Why these issues are important

Agents in OSS-Fuzz-Gen, specifically the Context Analyzer and the Enhancer, rely on the root cause analysis from the crash analyzer to either determine the feasibility of the crash or modify the fuzz driver to prevent similar crashes. Hence, when the crash analyzer is wrong, the context analyzer is usually also wrong (and reports false crashes as being feasible or vice versa) or the enhancer fails to fix the crash in the next cycle.

Root Causes

After some investigation and debugging (with the help of LLM and the new capability of running individual agents), I think these are the root causes (but I may be wrong).
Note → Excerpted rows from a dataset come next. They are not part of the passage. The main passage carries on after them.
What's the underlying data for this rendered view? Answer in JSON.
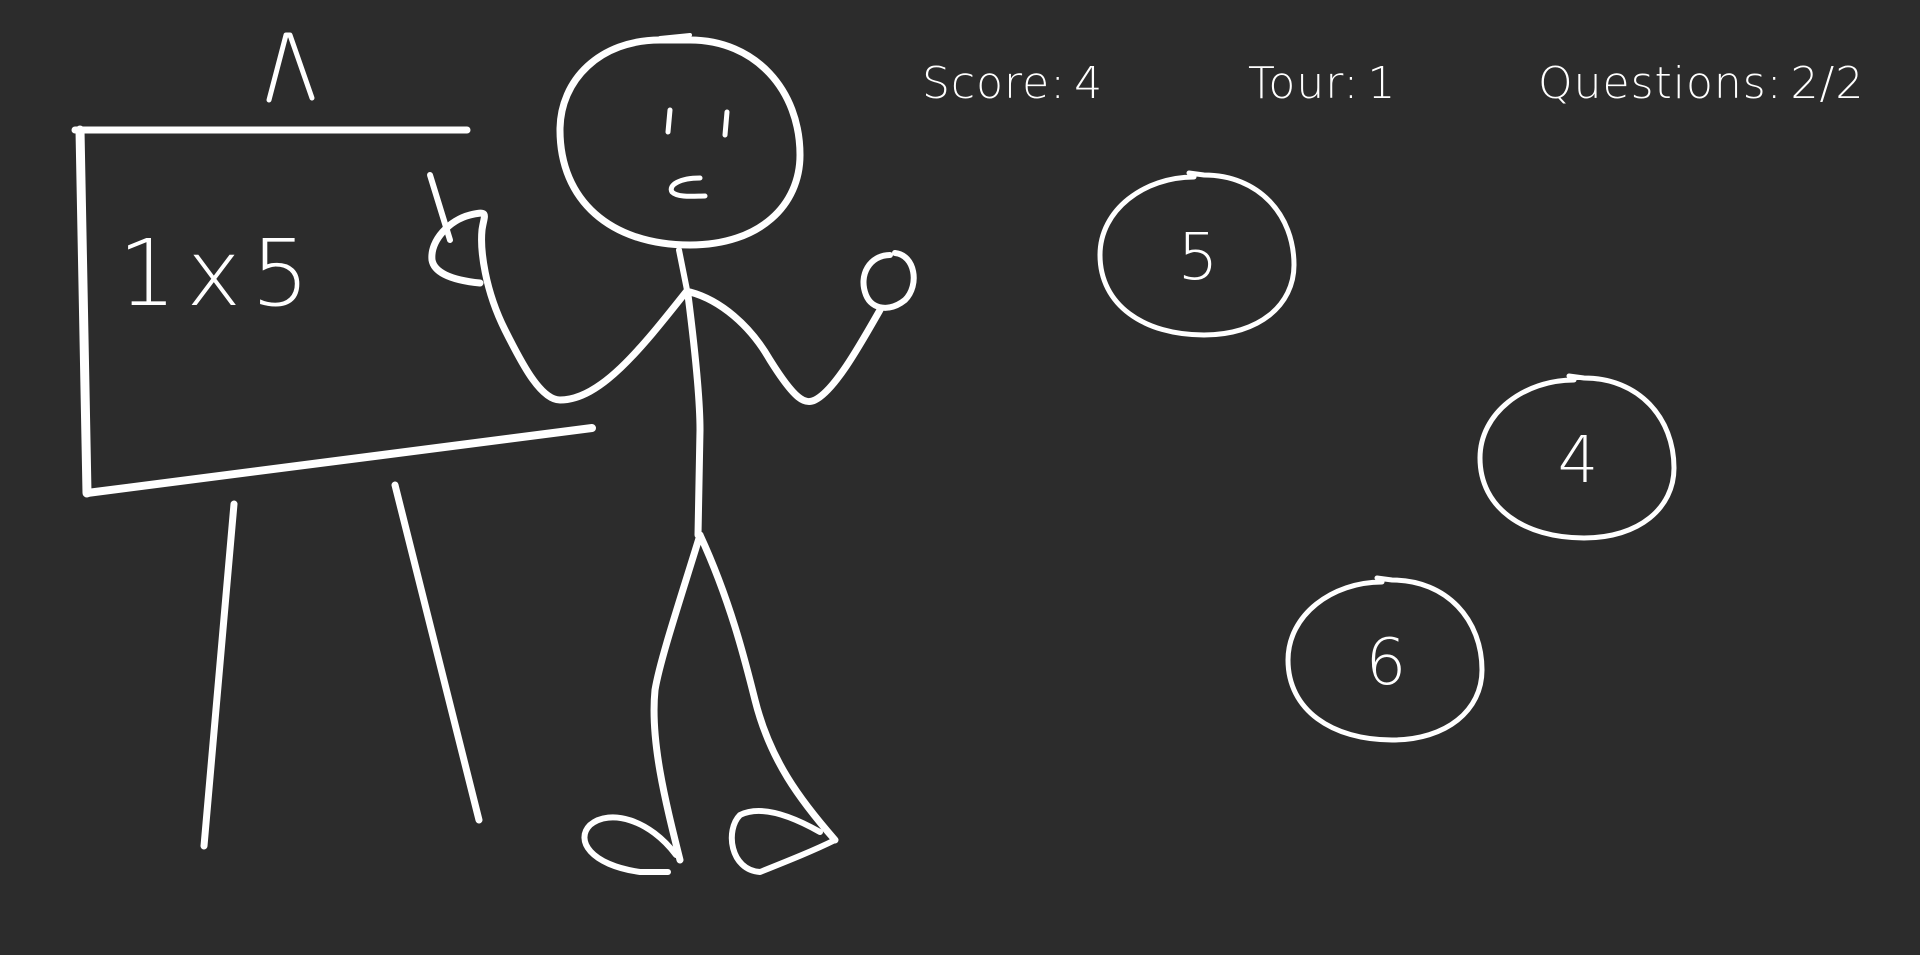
{
  "hud": {
    "score_label": "Score:",
    "score_value": "4",
    "round_label": "Tour:",
    "round_value": "1",
    "questions_label": "Questions:",
    "questions_value": "2/2"
  },
  "board": {
    "question": "1x5"
  },
  "answers": [
    "5",
    "4",
    "6"
  ],
  "colors": {
    "background": "#2c2c2c",
    "chalk": "#ffffff"
  },
  "icons": [
    "chalkboard-easel-icon",
    "stick-figure-teacher-icon"
  ]
}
Error 1: GDB complains that it cannot insert the breakpoint because it cannot access memory at the breakpoint's address.

There are two factors that cause this error:

1. The oss-fuzz project binary is not compiled using debug flags.
   While there are two lines of code that add debug flags to the compile flags, the docker exec command used to add these debug flags creates a new terminal instance during each invocation. Hence, the modified CFLAGS and CXXFLAGS are not persisted when the compile command is executed.

2. The oss-fuzz project with GDB that is created by the create_ossfuzz_project_with_gdb function, and which has the necessary debug flags set as environment variables, is not actually used by the GDB tool. Instead, a new oss-fuzz project image is created in the _prepare_project_image function, without the necessary debug flag.
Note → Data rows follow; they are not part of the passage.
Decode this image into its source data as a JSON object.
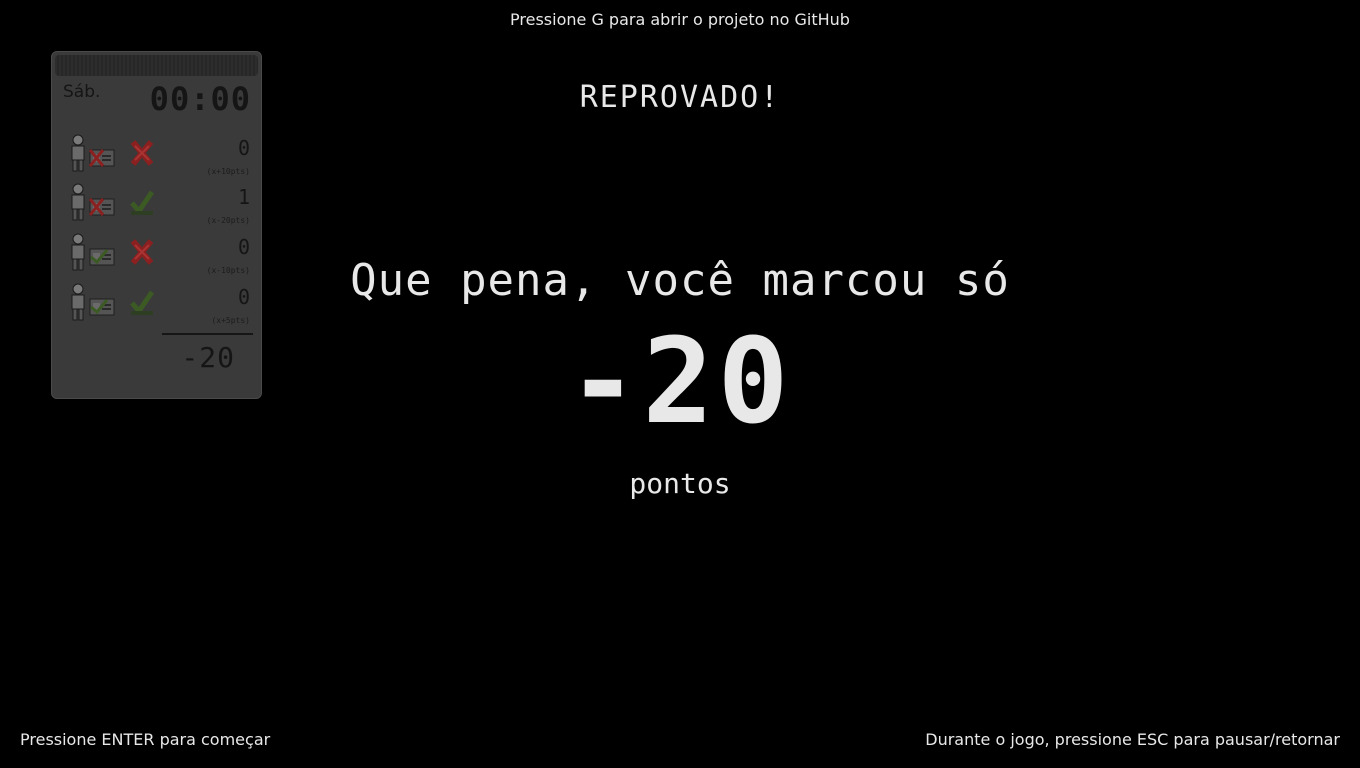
{
  "hints": {
    "top": "Pressione G para abrir o projeto no GitHub",
    "bottom_left": "Pressione ENTER para começar",
    "bottom_right": "Durante o jogo, pressione ESC para pausar/retornar"
  },
  "result": {
    "status": "REPROVADO!",
    "message": "Que pena, você marcou só",
    "score": "-20",
    "unit": "pontos"
  },
  "panel": {
    "day": "Sáb.",
    "time": "00:00",
    "rows": [
      {
        "doc_ok": false,
        "verdict_ok": false,
        "count": "0",
        "mult": "(x+10pts)"
      },
      {
        "doc_ok": false,
        "verdict_ok": true,
        "count": "1",
        "mult": "(x-20pts)"
      },
      {
        "doc_ok": true,
        "verdict_ok": false,
        "count": "0",
        "mult": "(x-10pts)"
      },
      {
        "doc_ok": true,
        "verdict_ok": true,
        "count": "0",
        "mult": "(x+5pts)"
      }
    ],
    "total": "-20"
  },
  "colors": {
    "background": "#000000",
    "text": "#e8e8e8",
    "panel": "#3a3a3a",
    "reject": "#8a2020",
    "approve": "#3c5a24"
  }
}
Error 2: GDB complains that the artifact directory was not found.

There are also two factors that cause this error:

1. The artifact (and the fuzz driver) is not copied into the oss-fuzz directory. This occurs because of the error above where the oss-fuzz project that is created for the GDB tool is not actually used by the Crash Analyzer. Instead, in the actual oss-fuzz project that is used, both the artifact and the fuzz driver that caused the crash are not copied into the docker container.
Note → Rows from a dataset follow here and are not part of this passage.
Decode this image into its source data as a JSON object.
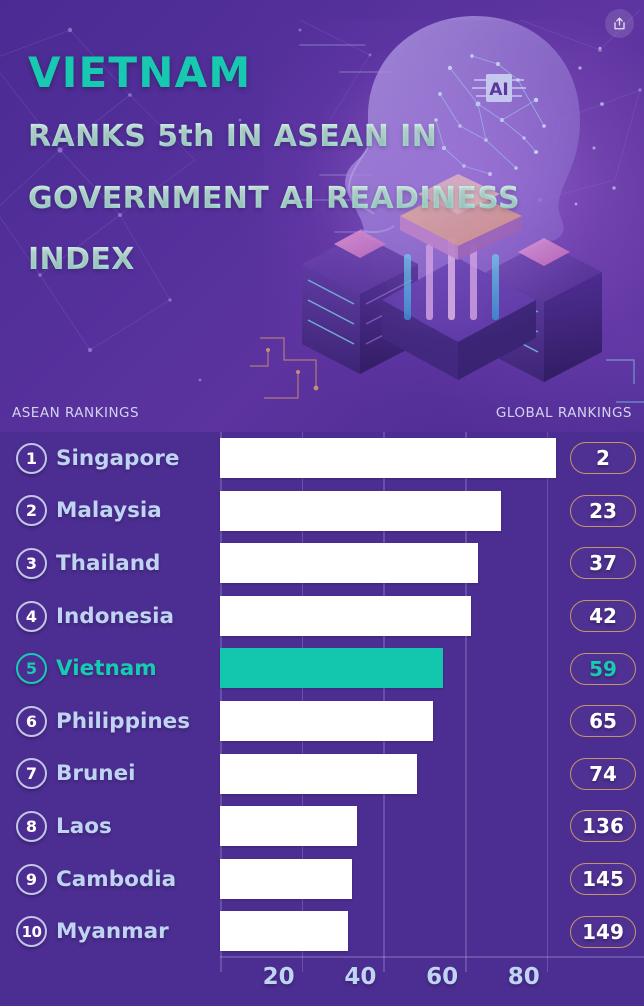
{
  "hero": {
    "title": "VIETNAM",
    "line1": "RANKS 5th IN ASEAN IN",
    "line2": "GOVERNMENT AI READINESS",
    "line3": "INDEX",
    "share_icon": "share-icon",
    "accent_color": "#16c9b0",
    "text_color": "#c9f3ea",
    "background_color": "#4c2d91"
  },
  "sections": {
    "left_label": "ASEAN RANKINGS",
    "right_label": "GLOBAL RANKINGS"
  },
  "chart_data": {
    "type": "bar",
    "orientation": "horizontal",
    "title": "VIETNAM RANKS 5th IN ASEAN IN GOVERNMENT AI READINESS INDEX",
    "xlabel": "",
    "ylabel": "",
    "xlim": [
      0,
      100
    ],
    "xticks": [
      20,
      40,
      60,
      80
    ],
    "grid": true,
    "legend": null,
    "highlight": "Vietnam",
    "highlight_color": "#13c6ae",
    "bar_color": "#ffffff",
    "categories": [
      "Singapore",
      "Malaysia",
      "Thailand",
      "Indonesia",
      "Vietnam",
      "Philippines",
      "Brunei",
      "Laos",
      "Cambodia",
      "Myanmar"
    ],
    "values": [
      82.2,
      68.8,
      63.2,
      61.5,
      54.6,
      52.1,
      48.2,
      33.5,
      32.3,
      31.3
    ],
    "asean_ranks": [
      1,
      2,
      3,
      4,
      5,
      6,
      7,
      8,
      9,
      10
    ],
    "global_ranks": [
      2,
      23,
      37,
      42,
      59,
      65,
      74,
      136,
      145,
      149
    ],
    "rows": [
      {
        "rank": "1",
        "country": "Singapore",
        "value": 82.2,
        "global": "2",
        "highlight": false
      },
      {
        "rank": "2",
        "country": "Malaysia",
        "value": 68.8,
        "global": "23",
        "highlight": false
      },
      {
        "rank": "3",
        "country": "Thailand",
        "value": 63.2,
        "global": "37",
        "highlight": false
      },
      {
        "rank": "4",
        "country": "Indonesia",
        "value": 61.5,
        "global": "42",
        "highlight": false
      },
      {
        "rank": "5",
        "country": "Vietnam",
        "value": 54.6,
        "global": "59",
        "highlight": true
      },
      {
        "rank": "6",
        "country": "Philippines",
        "value": 52.1,
        "global": "65",
        "highlight": false
      },
      {
        "rank": "7",
        "country": "Brunei",
        "value": 48.2,
        "global": "74",
        "highlight": false
      },
      {
        "rank": "8",
        "country": "Laos",
        "value": 33.5,
        "global": "136",
        "highlight": false
      },
      {
        "rank": "9",
        "country": "Cambodia",
        "value": 32.3,
        "global": "145",
        "highlight": false
      },
      {
        "rank": "10",
        "country": "Myanmar",
        "value": 31.3,
        "global": "149",
        "highlight": false
      }
    ]
  }
}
2. The oss-fuzz project created by the create_ossfuzz_project_with_gdb function correctly copies the artifact into a /artifact/ directory in the docker container provided to the GDB tool. However, the prompt for the GDB tool still references the artifact path in the experiment's working directory (/experiment/results directory). Hence, even if the artifact exists in the docker container, the LLM will try to run the compiled oss-fuzz project using the wrong artifact path.

Error 3: The LLM hallucinates GDB interactions and uses this hallucinated interaction to derive its conclusion.

The LLM hallucinates by nature when generating its response. There is currently no validation to prevent this hallucination or ensure the LLM is not producing a response that contains supposed outputs from the GDB tool.